Minimum wage debate returns to Indianapolis

INDIANAPOLIS (WISH) – A nationwide push to raise the minimum wage returns to Indianapolis Thursday with more local protests.

It’s a hot button issue from the nation’s capital to the fast food counter. Fast food workers have protested a handful of times over the last year.
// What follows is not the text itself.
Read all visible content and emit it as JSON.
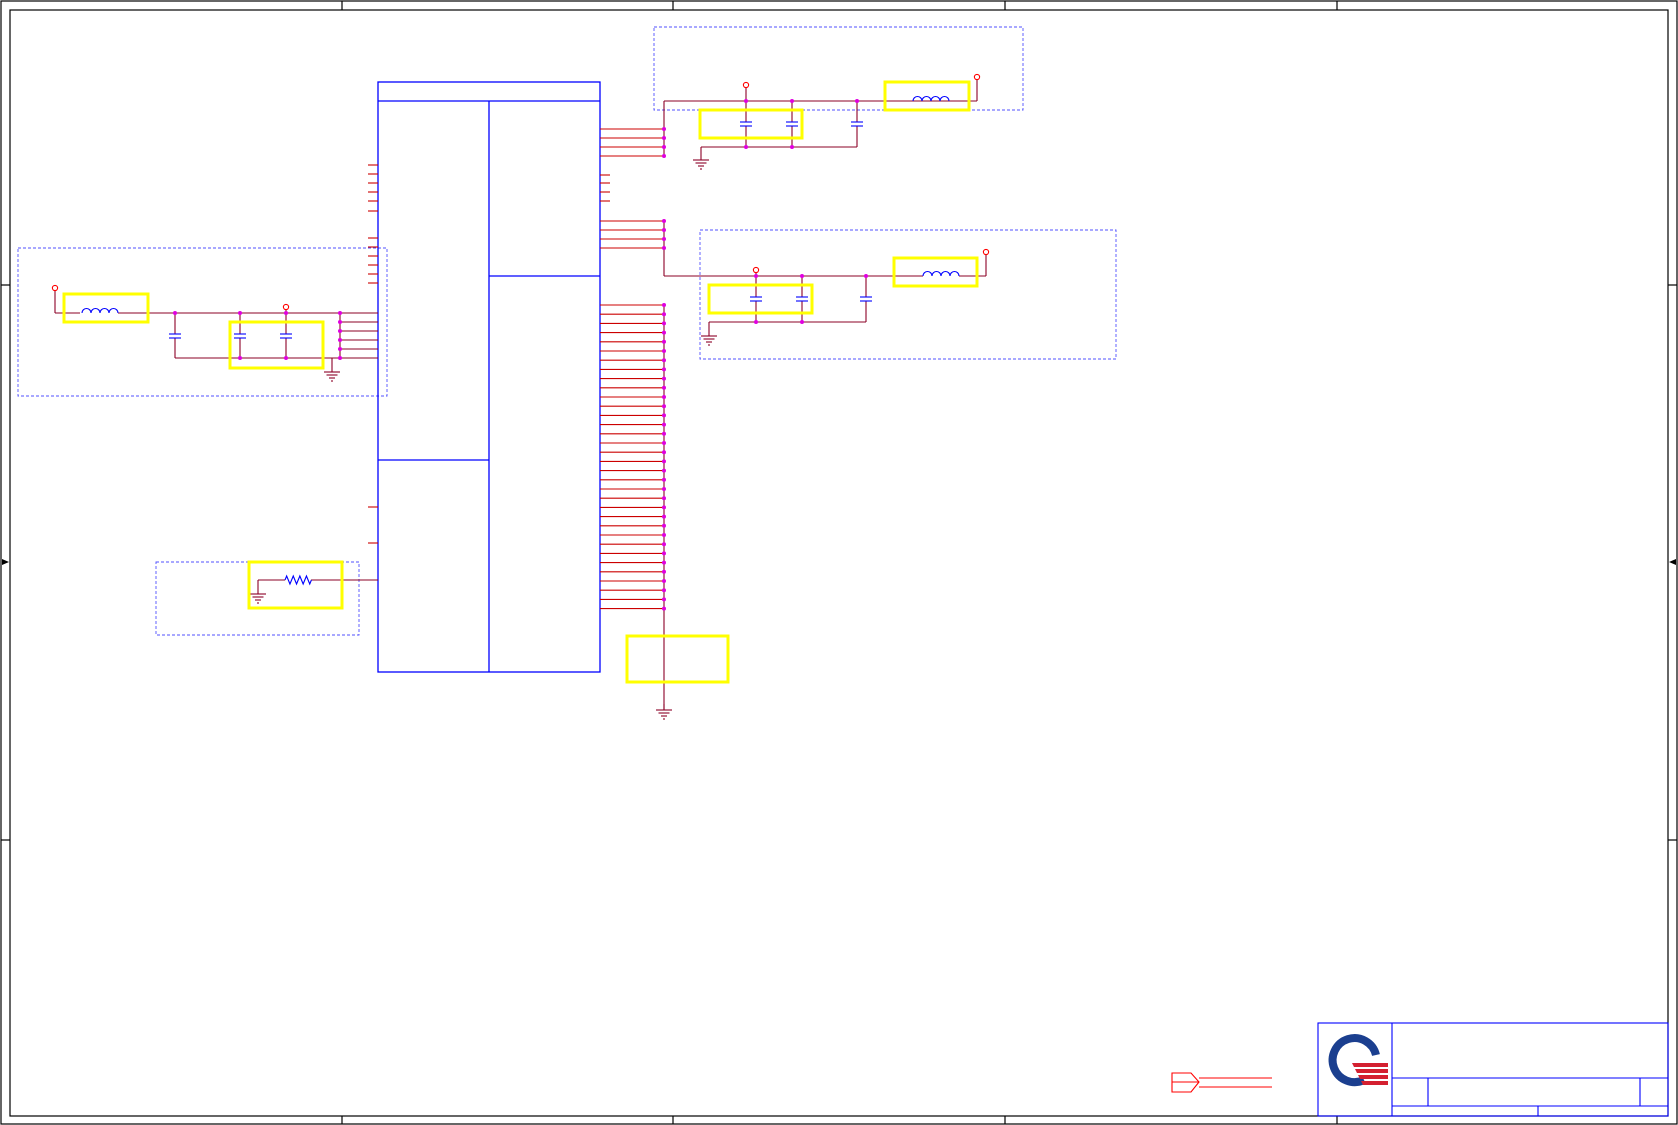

Workers in more than 100 cities have joined what’s been dubbed the “Fight for 15” – a campaign for employees to earn $15 per hour.
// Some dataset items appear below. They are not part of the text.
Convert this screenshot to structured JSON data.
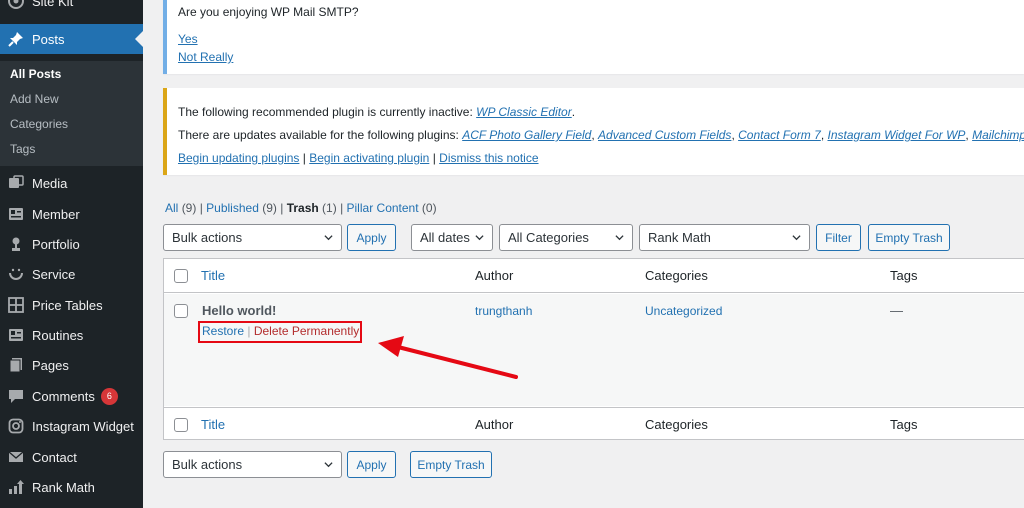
{
  "sidebar": {
    "items": [
      {
        "label": "Site Kit",
        "icon": "site-kit-icon"
      },
      {
        "label": "Posts",
        "icon": "pin-icon",
        "active": true
      },
      {
        "label": "Media",
        "icon": "media-icon"
      },
      {
        "label": "Member",
        "icon": "member-icon"
      },
      {
        "label": "Portfolio",
        "icon": "portfolio-icon"
      },
      {
        "label": "Service",
        "icon": "service-icon"
      },
      {
        "label": "Price Tables",
        "icon": "grid-icon"
      },
      {
        "label": "Routines",
        "icon": "routines-icon"
      },
      {
        "label": "Pages",
        "icon": "pages-icon"
      },
      {
        "label": "Comments",
        "icon": "comment-icon",
        "badge": "6"
      },
      {
        "label": "Instagram Widget",
        "icon": "instagram-icon"
      },
      {
        "label": "Contact",
        "icon": "mail-icon"
      },
      {
        "label": "Rank Math",
        "icon": "chart-icon"
      }
    ],
    "submenu": [
      "All Posts",
      "Add New",
      "Categories",
      "Tags"
    ],
    "colors": {
      "background": "#1d2327",
      "active": "#2271b1",
      "submenu": "#2c3338"
    }
  },
  "notices": {
    "smtp": {
      "question": "Are you enjoying WP Mail SMTP?",
      "yes": "Yes",
      "no": "Not Really"
    },
    "plugins": {
      "line1_prefix": "The following recommended plugin is currently inactive: ",
      "line1_link": "WP Classic Editor",
      "line1_suffix": ".",
      "line2_prefix": "There are updates available for the following plugins: ",
      "line2_links": [
        "ACF Photo Gallery Field",
        "Advanced Custom Fields",
        "Contact Form 7",
        "Instagram Widget For WP",
        "Mailchimp For"
      ],
      "actions": [
        "Begin updating plugins",
        "Begin activating plugin",
        "Dismiss this notice"
      ]
    }
  },
  "filters": {
    "views": [
      {
        "label": "All",
        "count": "(9)"
      },
      {
        "label": "Published",
        "count": "(9)"
      },
      {
        "label": "Trash",
        "count": "(1)",
        "current": true
      },
      {
        "label": "Pillar Content",
        "count": "(0)"
      }
    ],
    "bulk_actions": "Bulk actions",
    "apply": "Apply",
    "dates": "All dates",
    "categories": "All Categories",
    "seo": "Rank Math",
    "filter": "Filter",
    "empty_trash": "Empty Trash"
  },
  "table": {
    "columns": [
      "Title",
      "Author",
      "Categories",
      "Tags"
    ],
    "rows": [
      {
        "title": "Hello world!",
        "author": "trungthanh",
        "category": "Uncategorized",
        "tags": "—",
        "actions": {
          "restore": "Restore",
          "separator": "|",
          "delete": "Delete Permanently"
        }
      }
    ]
  },
  "annotation": {
    "color": "#e50914"
  }
}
Organizers said Marion County has about 24,000 fast food workers who make less than $9 an hour.  A recent study found half of those workers rely on government assistance.

Efforts to gradually raise today’s $7.25 an hour minimum wage to $10.10 over a 30 month period haven’t gotten much traction in Congress.

On Wednesday, during a stop in Indianapolis, Labor Secretary Thomas Perez said he thinks it’s time.

“I speak to business owner after business owner who tells me, ‘Tom what I need most right now are customers,’” said Perez. “What we need if we want to pick up the pace of growth … is we need to do things that put money in people’s pockets to stimulate consumption. The companies that do business here are going to make more things if people have more money in their pockets.”

Critics argue raising the minimum wage would hurt employers, forcing them to cut jobs and become less productive.

Right now the minimum wage in Indiana is $7.25. There have been no recent proposals to raise the minimum wage in Indianapolis. In 2013, the state legislature voted down a plan to raise the minimum wage to $8.25.

The mayor of Chicago is asking his city council to raise the minimum wage to $13 an hour by 2018. And the mayor of Los Angeles has unveiled a plan to raise the minimum wage to $13.25 by 2017.